Sarebbe una scena di comicità irresistibile quella del pugno di senegalesi ed egiziani caricati e scaricati e ricaricati sull’enorme pattugliatore della Marina italiana, avanti e indietro per l’Adriatico, che conversano fra loro rigirandosi reciprocamente lo stupore del non capirci niente. Come sempre ci azzecca la risata del Manifesto: “Rimpatriota”. Da seppellirla, la Sorella d’Italia. Purtroppo però c’è ben poco da ridere. Nel 2023 sono state ben 3041 le persone affogate nel Mediterraneo, e aspettiamo i conti del 2024. Non dovremmo perdere di vista l’enormità del male di cui stiamo parlando, quando cogliamo l’opportunità di sottolineare l’insipienza o la protervia di un governo, il nostro, che intendeva proporsi all’Europa come esempio di politica migratoria, ignorando la sentenza della Corte di Giustizia Ue del 4 ottobre, che non riconosce come sicuri, ai fini del rimpatrio, 20 dei 22 Paesi che per questo governo lo sarebbero.

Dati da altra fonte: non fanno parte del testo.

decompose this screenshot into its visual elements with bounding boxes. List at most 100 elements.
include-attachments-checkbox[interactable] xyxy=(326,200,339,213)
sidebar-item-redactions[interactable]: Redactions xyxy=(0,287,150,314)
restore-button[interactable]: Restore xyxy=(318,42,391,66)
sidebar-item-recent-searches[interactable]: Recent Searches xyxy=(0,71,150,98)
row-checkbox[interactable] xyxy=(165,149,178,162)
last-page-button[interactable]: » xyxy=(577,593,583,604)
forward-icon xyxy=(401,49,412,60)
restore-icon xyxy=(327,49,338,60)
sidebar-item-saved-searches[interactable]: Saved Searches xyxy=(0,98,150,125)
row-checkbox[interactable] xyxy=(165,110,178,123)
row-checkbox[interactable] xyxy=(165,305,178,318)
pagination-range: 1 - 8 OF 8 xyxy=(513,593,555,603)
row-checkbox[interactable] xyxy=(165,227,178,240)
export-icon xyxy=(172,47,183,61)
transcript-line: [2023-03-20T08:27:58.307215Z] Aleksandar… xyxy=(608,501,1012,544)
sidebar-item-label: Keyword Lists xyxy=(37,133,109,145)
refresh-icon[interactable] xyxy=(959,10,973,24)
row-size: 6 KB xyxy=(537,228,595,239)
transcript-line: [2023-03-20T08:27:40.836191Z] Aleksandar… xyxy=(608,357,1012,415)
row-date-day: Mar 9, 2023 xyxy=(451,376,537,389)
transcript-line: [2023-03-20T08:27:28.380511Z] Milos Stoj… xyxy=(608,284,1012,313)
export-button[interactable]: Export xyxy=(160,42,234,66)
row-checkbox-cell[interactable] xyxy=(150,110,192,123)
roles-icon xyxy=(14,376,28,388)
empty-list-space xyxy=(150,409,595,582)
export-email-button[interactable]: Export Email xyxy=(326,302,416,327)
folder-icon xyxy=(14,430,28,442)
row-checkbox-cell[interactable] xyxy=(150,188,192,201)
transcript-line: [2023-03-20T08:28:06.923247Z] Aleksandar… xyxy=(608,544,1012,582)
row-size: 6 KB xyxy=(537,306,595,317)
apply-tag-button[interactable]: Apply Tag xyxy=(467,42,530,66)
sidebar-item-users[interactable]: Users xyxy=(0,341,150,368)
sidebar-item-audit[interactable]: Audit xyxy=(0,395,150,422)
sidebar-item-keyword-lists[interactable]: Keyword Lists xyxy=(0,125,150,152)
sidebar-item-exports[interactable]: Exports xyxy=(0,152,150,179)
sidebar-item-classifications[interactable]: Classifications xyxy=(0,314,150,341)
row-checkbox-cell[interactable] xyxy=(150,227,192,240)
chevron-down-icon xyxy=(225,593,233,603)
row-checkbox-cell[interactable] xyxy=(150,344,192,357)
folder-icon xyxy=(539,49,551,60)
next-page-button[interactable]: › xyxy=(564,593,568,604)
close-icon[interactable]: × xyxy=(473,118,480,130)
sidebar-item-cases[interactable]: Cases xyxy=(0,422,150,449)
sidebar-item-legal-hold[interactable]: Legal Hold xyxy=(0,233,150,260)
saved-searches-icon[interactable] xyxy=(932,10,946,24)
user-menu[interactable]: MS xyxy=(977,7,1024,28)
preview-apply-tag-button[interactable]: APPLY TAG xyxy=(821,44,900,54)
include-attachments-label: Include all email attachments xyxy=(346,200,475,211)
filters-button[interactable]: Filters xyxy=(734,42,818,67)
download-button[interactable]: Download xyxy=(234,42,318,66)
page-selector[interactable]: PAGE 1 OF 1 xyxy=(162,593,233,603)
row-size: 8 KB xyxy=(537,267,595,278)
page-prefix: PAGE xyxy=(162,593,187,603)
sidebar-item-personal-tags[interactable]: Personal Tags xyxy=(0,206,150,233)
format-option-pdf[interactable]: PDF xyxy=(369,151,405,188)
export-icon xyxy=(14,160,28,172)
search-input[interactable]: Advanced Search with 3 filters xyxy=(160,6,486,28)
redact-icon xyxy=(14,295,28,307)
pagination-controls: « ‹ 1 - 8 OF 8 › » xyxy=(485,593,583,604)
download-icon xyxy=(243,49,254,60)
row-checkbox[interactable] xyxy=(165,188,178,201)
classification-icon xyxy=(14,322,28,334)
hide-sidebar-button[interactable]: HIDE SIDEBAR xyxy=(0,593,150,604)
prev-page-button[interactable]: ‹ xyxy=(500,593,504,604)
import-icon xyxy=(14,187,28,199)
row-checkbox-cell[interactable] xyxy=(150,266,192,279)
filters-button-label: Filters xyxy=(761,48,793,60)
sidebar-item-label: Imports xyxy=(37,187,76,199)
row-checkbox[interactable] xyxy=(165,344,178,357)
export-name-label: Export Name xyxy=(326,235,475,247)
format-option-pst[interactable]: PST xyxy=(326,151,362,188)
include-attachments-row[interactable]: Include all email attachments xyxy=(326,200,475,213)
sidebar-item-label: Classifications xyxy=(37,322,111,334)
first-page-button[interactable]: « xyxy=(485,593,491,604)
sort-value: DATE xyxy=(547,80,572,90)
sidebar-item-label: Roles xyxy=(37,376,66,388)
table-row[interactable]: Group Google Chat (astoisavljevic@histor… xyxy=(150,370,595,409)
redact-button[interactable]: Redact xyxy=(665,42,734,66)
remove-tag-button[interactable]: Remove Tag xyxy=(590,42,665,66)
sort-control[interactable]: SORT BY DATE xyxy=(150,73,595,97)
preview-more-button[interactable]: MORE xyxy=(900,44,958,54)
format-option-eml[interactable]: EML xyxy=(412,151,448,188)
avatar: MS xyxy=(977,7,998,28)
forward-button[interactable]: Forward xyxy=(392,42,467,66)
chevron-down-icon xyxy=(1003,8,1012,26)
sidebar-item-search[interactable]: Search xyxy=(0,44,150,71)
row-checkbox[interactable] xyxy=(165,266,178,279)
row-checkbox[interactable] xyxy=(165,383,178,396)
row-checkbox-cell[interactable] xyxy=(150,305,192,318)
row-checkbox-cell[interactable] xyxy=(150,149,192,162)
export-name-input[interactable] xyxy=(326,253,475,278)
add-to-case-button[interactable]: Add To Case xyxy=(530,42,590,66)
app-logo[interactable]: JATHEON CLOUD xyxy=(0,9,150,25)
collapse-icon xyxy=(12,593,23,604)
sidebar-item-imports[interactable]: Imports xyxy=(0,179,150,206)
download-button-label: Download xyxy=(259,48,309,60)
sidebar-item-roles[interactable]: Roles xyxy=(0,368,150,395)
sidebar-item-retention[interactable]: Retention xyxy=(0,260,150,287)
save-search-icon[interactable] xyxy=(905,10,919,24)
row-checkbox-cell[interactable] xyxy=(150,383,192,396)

E quindi i giudici – meno male che ce ne è ancora qualcuno a Lussemburgo e in subordine anche a Roma – hanno parlato. Se ora dobbiamo parlare anche noi, we the people, oltre all’enormità del male cui una politica migratoria seria italiana ed europea dovrebbe porre fine, non dovremmo dimenticare, nell’ordine: il testo dell’articolo 605 del nostro codice penale sul sequestro di persona, che prevede da 1 a 10 anni di reclusione se chi priva qualcuno della libertà personale è un pubblico ufficiale; il diritto di emigrare, stabilito dagli articoli 13 e 14 della Dichiarazione Universale dei diritti umani; l’articolo 12 del Patto internazionale sui diritti civili e politici del 1966, che ribadisce quel diritto, e l’articolo 35 (quarto comma) della costituzione italiana, che prima di tutti gli altri documenti “Riconosce la libertà di emigrazione (…) e tutela il lavoro italiano all’estero”. Ricordandoci in modo commovente nella frase finale da dove viene, questa povera Italia che ora si vuole inflessibile modello di “difesa dei patri confini” per un’Unione europea non meno dimentica delle ragioni per cui era nata.
Ecco. La donna che dovrebbe farsi portavoce della maggiore forza di opposizione ha alzato una voce che di forte ha solo il volume, perché alla memoria di tutto questo non dà parola, come se lo avesse dimenticato. Parla di “danno erariale”. E ha ragione, allora, Massimo Giannini (Repubblica 19 ottobre), a ricordare a Elly Schlein che ben altro è in questione. Certo, è in questione “il patto costituzionale”. Ma non soltanto: qui noi dobbiamo dire di più. Lo è, quel patto, ma come anello della rete di patti che tiene il mondo ancora in equilibrio fra l’ideale di una giustizia universale (copyright Chantal Meloni) e la guerra. Perché c’è modo e modo di intendere i “confini della patria”, espressione vagamente ridicola sullo sfondo di 16 persone deportate per difenderli. Ancora una volta, non lasciamoci distrarre dal ridicolo: dove i “confini” esigono si versi sangue umano, non è solo con le guerre, questi omicidi di massa, che li si difendono. E’ anche adottando politiche migratorie criminali, indifferenti alla conseguenza che migliaia e migliaia di persone ogni anno siano private di libertà e futuro, o si perdano, rifiuti umani, sul fondo del nostro mare.